Aber nachdem der Artikel die Leser erst einmal durch die Atemberaubende Erkenntnis am Anfang (ich zitiere hier noch mal den ersten Satz):
".. Katzen haben sich zu strikten Karnivoren entwickelt, angepasst an eine proteinreiche Ernährung auf tierischer Basis mit moderatem Fettgehalt und wenigen oder ganz ohne Kohlenhydrate/n. ..."
in Sicherheit gewogen werden soll (so nach dem Motto: ja, dem TA kannst du vertrauen der hat schon mitbekommen dass Katzen keine Kaninchen sind):
Endet der Artikel dann mit folgendem Fazit:
"...Obwohl sich Katzen zu Karnivoren mit einer ausgeprägten Anpassung an eine Ernährung auf tierischer Basis entwickelt haben, sind sie in der Lage, in kommerziellen Feucht- und Trockennahrungen enthalte Mengen an Zucker und Kohlenhydraten zu verdauen und zu verstoffwechseln. Als strikte Karnivoren sind Katzen jedoch nicht in der Lage, die Geschmacksrichtung „süß“ zu schmecken. Aus diesem Grund spielen Zucker für die Katze keine Rolle bei der Entwicklung von Nahrungspräferenzen oder der Auswahl der Nahrung.
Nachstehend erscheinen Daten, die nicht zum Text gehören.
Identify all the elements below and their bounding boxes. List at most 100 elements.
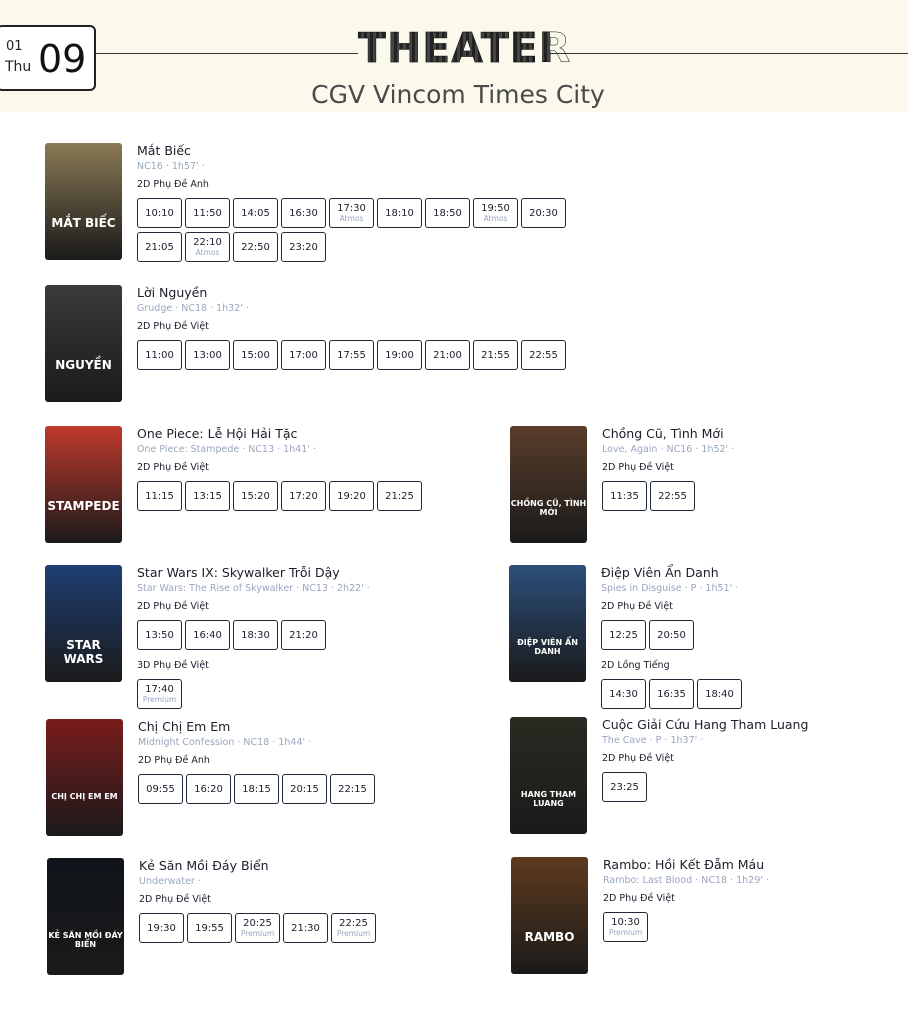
showtime-button[interactable]: 18:40 bbox=[697, 679, 742, 709]
showtime-button[interactable]: 10:10 bbox=[137, 198, 182, 228]
showtime-list: 14:30 16:35 18:40 bbox=[601, 679, 908, 713]
showtime-button[interactable]: 11:35 bbox=[602, 481, 647, 511]
showtime-button[interactable]: 19:55 bbox=[187, 913, 232, 943]
showtime-time: 19:00 bbox=[385, 349, 414, 361]
showtime-button[interactable]: 14:30 bbox=[601, 679, 646, 709]
movie-poster[interactable]: RAMBO bbox=[511, 857, 588, 974]
showtime-button[interactable]: 17:30 Atmos bbox=[329, 198, 374, 228]
showtime-time: 11:15 bbox=[145, 490, 174, 502]
movie-title[interactable]: Cuộc Giải Cứu Hang Tham Luang bbox=[602, 717, 908, 732]
showtime-button[interactable]: 22:15 bbox=[330, 774, 375, 804]
showtime-button[interactable]: 19:50 Atmos bbox=[473, 198, 518, 228]
format-label: 2D Phụ Đề Việt bbox=[603, 893, 675, 904]
showtime-button[interactable]: 21:05 bbox=[137, 232, 182, 262]
showtime-button[interactable]: 15:20 bbox=[233, 481, 278, 511]
showtime-button[interactable]: 20:30 bbox=[521, 198, 566, 228]
showtime-time: 22:55 bbox=[658, 490, 687, 502]
showtime-button[interactable]: 14:05 bbox=[233, 198, 278, 228]
showtime-button[interactable]: 16:35 bbox=[649, 679, 694, 709]
showtime-button[interactable]: 22:55 bbox=[521, 340, 566, 370]
movie-poster[interactable]: STAR WARS bbox=[45, 565, 122, 682]
showtime-time: 16:30 bbox=[289, 207, 318, 219]
movie-title[interactable]: Mắt Biếc bbox=[137, 143, 577, 158]
showtime-button[interactable]: 19:30 bbox=[139, 913, 184, 943]
showtime-button[interactable]: 13:00 bbox=[185, 340, 230, 370]
movie-meta: Spies in Disguise · P · 1h51' · bbox=[601, 583, 739, 594]
showtime-button[interactable]: 18:30 bbox=[233, 620, 278, 650]
showtime-button[interactable]: 11:50 bbox=[185, 198, 230, 228]
movie-poster[interactable]: MẮT BIẾC bbox=[45, 143, 122, 260]
showtime-button[interactable]: 18:10 bbox=[377, 198, 422, 228]
showtime-button[interactable]: 13:50 bbox=[137, 620, 182, 650]
showtime-button[interactable]: 16:30 bbox=[281, 198, 326, 228]
showtime-button[interactable]: 12:25 bbox=[601, 620, 646, 650]
showtime-button[interactable]: 17:55 bbox=[329, 340, 374, 370]
movie-info: Điệp Viên Ẩn Danh Spies in Disguise · P ·… bbox=[601, 565, 908, 713]
showtime-button[interactable]: 23:25 bbox=[602, 772, 647, 802]
showtime-button[interactable]: 23:20 bbox=[281, 232, 326, 262]
showtime-time: 17:00 bbox=[289, 349, 318, 361]
movie-poster[interactable]: CHỊ CHỊ EM EM bbox=[46, 719, 123, 836]
showtime-button[interactable]: 16:20 bbox=[186, 774, 231, 804]
movie-title[interactable]: Chồng Cũ, Tình Mới bbox=[602, 426, 908, 441]
header: 01 Thu 09 THEATER CGV Vincom Times City bbox=[0, 0, 908, 112]
movie-poster[interactable]: NGUYỀN bbox=[45, 285, 122, 402]
movie-title[interactable]: Điệp Viên Ẩn Danh bbox=[601, 565, 908, 580]
poster-title-text: CHỒNG CŨ, TÌNH MỚI bbox=[510, 498, 587, 517]
showtime-time: 18:10 bbox=[385, 207, 414, 219]
showtime-button[interactable]: 20:15 bbox=[282, 774, 327, 804]
showtime-button[interactable]: 22:25 Premium bbox=[331, 913, 376, 943]
movie-title[interactable]: Rambo: Hồi Kết Đẫm Máu bbox=[603, 857, 908, 872]
format-label: 2D Phụ Đề Anh bbox=[137, 179, 209, 190]
showtime-button[interactable]: 18:15 bbox=[234, 774, 279, 804]
showtime-time: 22:10 bbox=[193, 237, 222, 248]
cinema-name: CGV Vincom Times City bbox=[311, 80, 605, 109]
showtime-button[interactable]: 11:15 bbox=[137, 481, 182, 511]
showtime-button[interactable]: 17:20 bbox=[281, 481, 326, 511]
movie-meta: The Cave · P · 1h37' · bbox=[602, 735, 704, 746]
showtime-button[interactable]: 21:55 bbox=[473, 340, 518, 370]
showtime-button[interactable]: 22:55 bbox=[650, 481, 695, 511]
movie-poster[interactable]: CHỒNG CŨ, TÌNH MỚI bbox=[510, 426, 587, 543]
theater-logo-text: THEATER bbox=[358, 24, 572, 72]
showtime-button[interactable]: 10:30 Premium bbox=[603, 912, 648, 942]
movie-poster[interactable]: STAMPEDE bbox=[45, 426, 122, 543]
showtime-time: 13:00 bbox=[193, 349, 222, 361]
movie-poster[interactable]: ĐIỆP VIÊN ẨN DANH bbox=[509, 565, 586, 682]
showtime-button[interactable]: 20:50 bbox=[649, 620, 694, 650]
showtime-list: 12:25 20:50 bbox=[601, 620, 908, 654]
showtime-button[interactable]: 22:10 Atmos bbox=[185, 232, 230, 262]
showtime-button[interactable]: 15:00 bbox=[233, 340, 278, 370]
showtime-button[interactable]: 19:20 bbox=[329, 481, 374, 511]
showtime-button[interactable]: 11:00 bbox=[137, 340, 182, 370]
showtime-button[interactable]: 13:15 bbox=[185, 481, 230, 511]
showtime-tag: Atmos bbox=[339, 214, 364, 223]
showtime-button[interactable]: 21:20 bbox=[281, 620, 326, 650]
showtime-time: 18:40 bbox=[705, 688, 734, 700]
showtime-time: 15:00 bbox=[241, 349, 270, 361]
movie-poster[interactable]: KẺ SĂN MỒI ĐÁY BIỂN bbox=[47, 858, 124, 975]
showtime-time: 16:40 bbox=[193, 629, 222, 641]
showtime-button[interactable]: 17:00 bbox=[281, 340, 326, 370]
showtime-time: 13:15 bbox=[193, 490, 222, 502]
showtime-button[interactable]: 16:40 bbox=[185, 620, 230, 650]
format-label: 2D Lồng Tiếng bbox=[601, 660, 670, 671]
showtime-button[interactable]: 21:25 bbox=[377, 481, 422, 511]
showtime-button[interactable]: 22:50 bbox=[233, 232, 278, 262]
showtime-time: 21:25 bbox=[385, 490, 414, 502]
showtime-button[interactable]: 09:55 bbox=[138, 774, 183, 804]
movie-title[interactable]: Lời Nguyền bbox=[137, 285, 577, 300]
showtime-time: 21:55 bbox=[481, 349, 510, 361]
showtime-button[interactable]: 21:00 bbox=[425, 340, 470, 370]
format-label: 2D Phụ Đề Việt bbox=[602, 462, 674, 473]
showtime-list: 11:00 13:00 15:00 17:00 17:55 19:00 21:00 21:55… bbox=[137, 340, 577, 374]
showtime-time: 22:25 bbox=[339, 918, 368, 929]
movie-poster[interactable]: HANG THAM LUANG bbox=[510, 717, 587, 834]
showtime-time: 19:55 bbox=[195, 922, 224, 934]
showtime-button[interactable]: 20:25 Premium bbox=[235, 913, 280, 943]
showtime-time: 17:20 bbox=[289, 490, 318, 502]
showtime-button[interactable]: 17:40 Premium bbox=[137, 679, 182, 709]
showtime-button[interactable]: 21:30 bbox=[283, 913, 328, 943]
showtime-button[interactable]: 18:50 bbox=[425, 198, 470, 228]
showtime-button[interactable]: 19:00 bbox=[377, 340, 422, 370]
Die Akzeptanz (Schmackhaftigkeit) eines Futtermittels für Katzen lässt sich folglich nicht durch den Zusatz von Zucker verbessern. Bedenken, dass zucker- oder kohlenhydratreiche Futtermittel bei der Katze eine Prädisposition für Adipositas oder Diabetes mellitus darstellen, sind unbegründet. Auch die beim Menschen mit dem Verzehr von Zucker in
Zusammenhang gebrachte Zahnkaries tritt bei der Katze nur sehr selten auf und hängt bei dieser weder mit dem Nahrungstyp noch mit der Zusammensetzung der Nahrung zusammen. ..."
Wir sehen - das Karnivorendasein von Katzen ist auch sehr nützlich, was das Verfüttern von Fertignahrung angeht. Katzen würden sich NIEMALS durch Zucker verleiten lassen einem kohlenhydrathaltigen Futter vor dem anderen kohlenhydrathaltigen Futter Vorrang zu geben.
Das das Karamell eh eher für das Besitzerauge eingemischt wird ist hier nicht von Belang...
Und Besitzer UND Tierarzt sind nun wieder ganz sicher, dass das gute Waltham oder RC oder wie sie alle heissen Futter aus dem Spezialschrank doch ganz toll ist.